Papai tinha apenas 23 anos quando nasci. Para a época, muito
moço. Sua formatura como engenheiro civil, pela então Escola Politécnica, só se
daria no final do ano de 1930, meses depois de meu nascimento. Vai daí que fui
à cerimônia no colo de Babá. Anos, muitos anos depois, recebi dele um cartão:
“fui o primeiro de minha turma a ter filho. Como se explica esta absurda
tardança em ser avô”? E eu pensei: para ele fui um presente. Não que não soubesse. Sempre me fez
sentir assim. Mas o reafirmar por escrito trazia aquela gostosa sensação de
proteção que, agora tão velha, por vezes careço.
Era bonito, meu pai. Falei em Babá, não foi? Outra fabulosa
proteção. Ela, papai e minha avó formavam um escudo indestrutível: nada poderia
me atingir. Minvó, como a chamávamos. Nós, os netos. Não conheci meu avô. Havia
morrido quando Mamãe tinha 12 anos. Mas era como se o houvesse conhecido. Raro
o dia em que Minvó não se referia a ele como Doutor Miguel.
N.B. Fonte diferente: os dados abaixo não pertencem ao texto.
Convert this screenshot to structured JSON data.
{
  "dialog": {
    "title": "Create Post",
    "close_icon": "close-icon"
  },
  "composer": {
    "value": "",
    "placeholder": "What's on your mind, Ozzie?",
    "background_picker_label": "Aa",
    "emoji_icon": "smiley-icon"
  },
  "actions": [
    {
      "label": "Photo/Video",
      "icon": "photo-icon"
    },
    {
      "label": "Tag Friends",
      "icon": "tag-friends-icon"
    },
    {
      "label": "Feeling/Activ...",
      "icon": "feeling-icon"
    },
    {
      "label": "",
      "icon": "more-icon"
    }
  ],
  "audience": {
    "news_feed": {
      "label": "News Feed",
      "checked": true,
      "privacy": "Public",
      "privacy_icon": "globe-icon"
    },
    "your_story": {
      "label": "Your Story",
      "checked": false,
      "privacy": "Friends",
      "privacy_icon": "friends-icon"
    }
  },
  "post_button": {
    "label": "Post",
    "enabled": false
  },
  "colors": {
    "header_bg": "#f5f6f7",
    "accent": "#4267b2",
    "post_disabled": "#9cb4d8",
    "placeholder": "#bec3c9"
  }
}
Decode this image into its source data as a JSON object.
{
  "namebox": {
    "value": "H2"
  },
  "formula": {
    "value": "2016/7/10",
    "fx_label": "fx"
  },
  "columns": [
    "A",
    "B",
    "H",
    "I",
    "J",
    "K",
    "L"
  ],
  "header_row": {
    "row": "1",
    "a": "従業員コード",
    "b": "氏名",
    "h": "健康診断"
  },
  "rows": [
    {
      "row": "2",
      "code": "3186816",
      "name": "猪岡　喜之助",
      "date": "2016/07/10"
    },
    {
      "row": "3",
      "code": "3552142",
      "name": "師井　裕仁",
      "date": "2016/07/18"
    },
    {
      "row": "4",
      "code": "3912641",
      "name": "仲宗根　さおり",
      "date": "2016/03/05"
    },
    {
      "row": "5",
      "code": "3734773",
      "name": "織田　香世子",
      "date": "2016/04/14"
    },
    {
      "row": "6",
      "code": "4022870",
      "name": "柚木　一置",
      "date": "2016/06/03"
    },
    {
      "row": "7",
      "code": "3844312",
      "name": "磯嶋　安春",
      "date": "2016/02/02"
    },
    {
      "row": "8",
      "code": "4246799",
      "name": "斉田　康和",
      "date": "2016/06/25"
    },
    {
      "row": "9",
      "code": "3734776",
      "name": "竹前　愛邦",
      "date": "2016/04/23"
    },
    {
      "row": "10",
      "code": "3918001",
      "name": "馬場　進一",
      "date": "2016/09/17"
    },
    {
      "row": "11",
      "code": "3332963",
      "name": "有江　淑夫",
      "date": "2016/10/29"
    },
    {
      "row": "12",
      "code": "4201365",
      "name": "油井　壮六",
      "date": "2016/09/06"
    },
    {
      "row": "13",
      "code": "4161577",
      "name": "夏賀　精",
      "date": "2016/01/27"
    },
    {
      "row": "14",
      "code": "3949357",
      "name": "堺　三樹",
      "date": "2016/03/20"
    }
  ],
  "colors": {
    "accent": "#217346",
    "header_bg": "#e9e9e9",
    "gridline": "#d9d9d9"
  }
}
Pelas histórias era
muito presente em nossas vidas. Ele, para nós os netos, era O QUARTO que havia
sido mantido no sítio, em Miguel Pereira, exatamente como no dia de sua morte.
Quando chegávamos ao sítio para as férias de verão, éramos levados lá por
Minvó. Permanecíamos em silêncio, ali parados, um pouco amedrontados. Depois
saíamos. Pronto. Era só isto. No dia da partida repetia-se a cerimônia. No mais
O QUARTO permanecia fechado, único território proibido naquele paraíso. Havia
uma exceção. No carnaval lá ingressávamos para escolher fantasias que
estranhamente eram guardadas em uma cômoda, no santuário! Neste dia a
antecipação da festa espantava o medo e podíamos até falar e rir.
Papai era o genro preferido de Minvó. Único a ser tratado
pelo nome. Os outros eram indicados com um Dr. á frente do nome. As noras eram “você” mesmo. Zenaira e Tia
Lili. E eu as adorava. Tia Lili havia surgido primeiro. Era uma bonita figura
quando montava seu Bandoleiro. Muitas e muitas vezes fui escolhida para ir com
ela buscar o jornal que chegava no trem das 11. Enganchada na sela à sua frente,
lembro-me que ria muito quando Bandoleiro passarinhava assustado com as cobras
que se moviam dentro do bambual que formava um túnel na entrada do sítio. Isto
se juntava aos cheiros de água de colônia e do couro da sela. Um grandor!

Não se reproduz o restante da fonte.